Retailer Naivas cites extortion in City Hall ‘health check’ row

A Naivas supermarket chain outlet in Nairobi. 

Photo credit: File | Nation Media Group

City Hall is split over a surveillance health check at Naivas Supermarket, as the giant retailer raised an alert over extortion and bribery.

The executive wing of Nairobi County dismissed claims made by the assembly’s health committee, alleging the retailer had stocked expired products and employed untested persons to handle food sold at its outlets.

Suzanne Silantoi, County Executive Committee (CEC) Member for health, wellness and nutrition, said the public health officers accompanying the Members of County Assembly returned a verdict of full compliance by the retailer.

This emerged as Naivas reckoned that it would not be a victim of extortion and bribery in a response aimed at the committee members.
“Naivas has a very strict anti-bribery and corruption policy and will not submit to extortionary tactics,” said the retailer.

Naivas maintained it was compliant with all regulatory requirements at the national and county levels, including standards set by the Kenya Bureau of Standards (Kebs) and the Ministry of Health.

“No expired products have been found on our shelves, and we maintain stringent internal quality control and stock management systems across all our branches to ensure product safety and compliance with health regulations,” said Naivas.

The County Assembly Health Committee had called for the immediate closure of Naivas outlets in the capital city, citing the stocking of expired goods and untested food handlers.

“We, therefore, as a committee, resolve that we close all the Naivas branches so that they can be tested and given certificates. We are urging the CEC, Madam Silantoi, to move with speed to make sure Nairobians are safe because most of these facilities have expired products,” said committee chairperson Maurice Ochieng.

Some of the products Mr Ochieng cited were Daima and Delite yoghurt.

While the legislative committee has oversight powers, only the executive can close a non-compliant premise.

“The committee was accompanied by our public health officers who confirmed that the branches they visited had met all our requirements and there was no need for closure,” said Ms Silantoi in a phone interview with the Business Daily.

Naivas is the largest supermarket chain in Kenya with 107 branches and over 10,000 employees spread across the country.
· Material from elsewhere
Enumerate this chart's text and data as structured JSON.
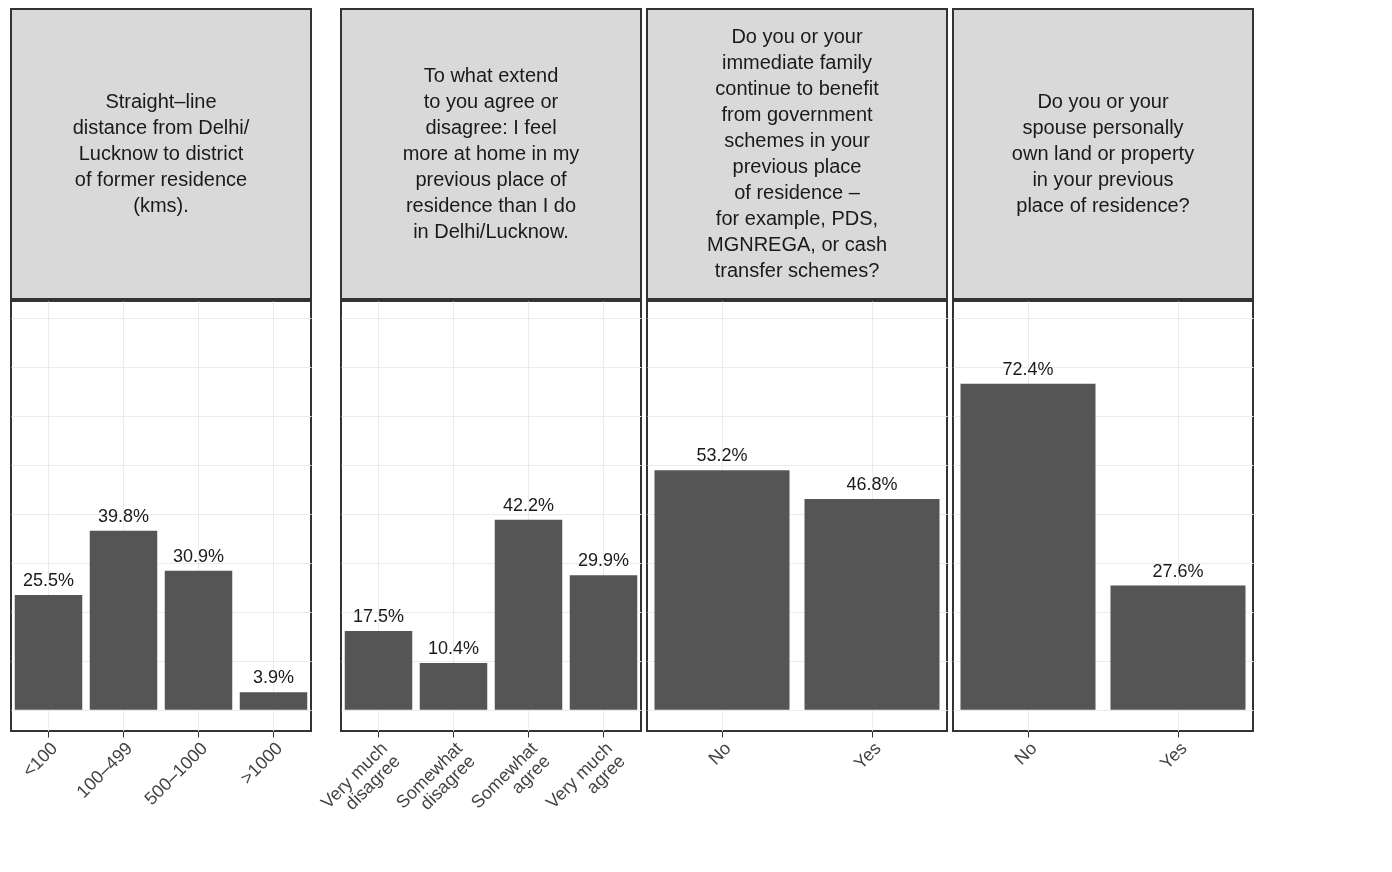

It has 45 branches in Nairobi, as per its website, meaning a closure would adversely impact its operations.

“The circulating claims are entirely false, misleading, and potentially harmful, not just to our brand but to our valued customers who rely on us for daily essentials,” said Naivas.

The supermarket chain said it was taking legal advice on taking formal action against individuals or organisations spreading misinformation regarding it.

This is the first time a county has called for the complete closure of a retailer within its jurisdiction. Given its nationwide presence, a closure by Nairobi would raise queries on how the retailer would be handled by other counties.

Naivas recorded a profit after tax of Sh1.87 billion in the year ended June 2024, which was an 18.7 per cent drop from a year earlier. The drop was attributed to expansion expenses. Its annual sales were Sh92.7 billion placing the retailer’s daily sales at an average Sh254 million.

The supermarket is majority owned by a consortium of international fund managers including Mauritian conglomerate IBL Group, French fund Proparco and German fund DEG. This follows the progressive sale by the family of the retailer’s founder Peter Mukuha Kago.

Naivas has previously suspended sale of red meat in its outlets following health concerns arising from excessive use of preservatives.

The suspension in 2020 followed closure of its butchery section by Machakos county in a move that pushed the retailer to pull out the products from its offering.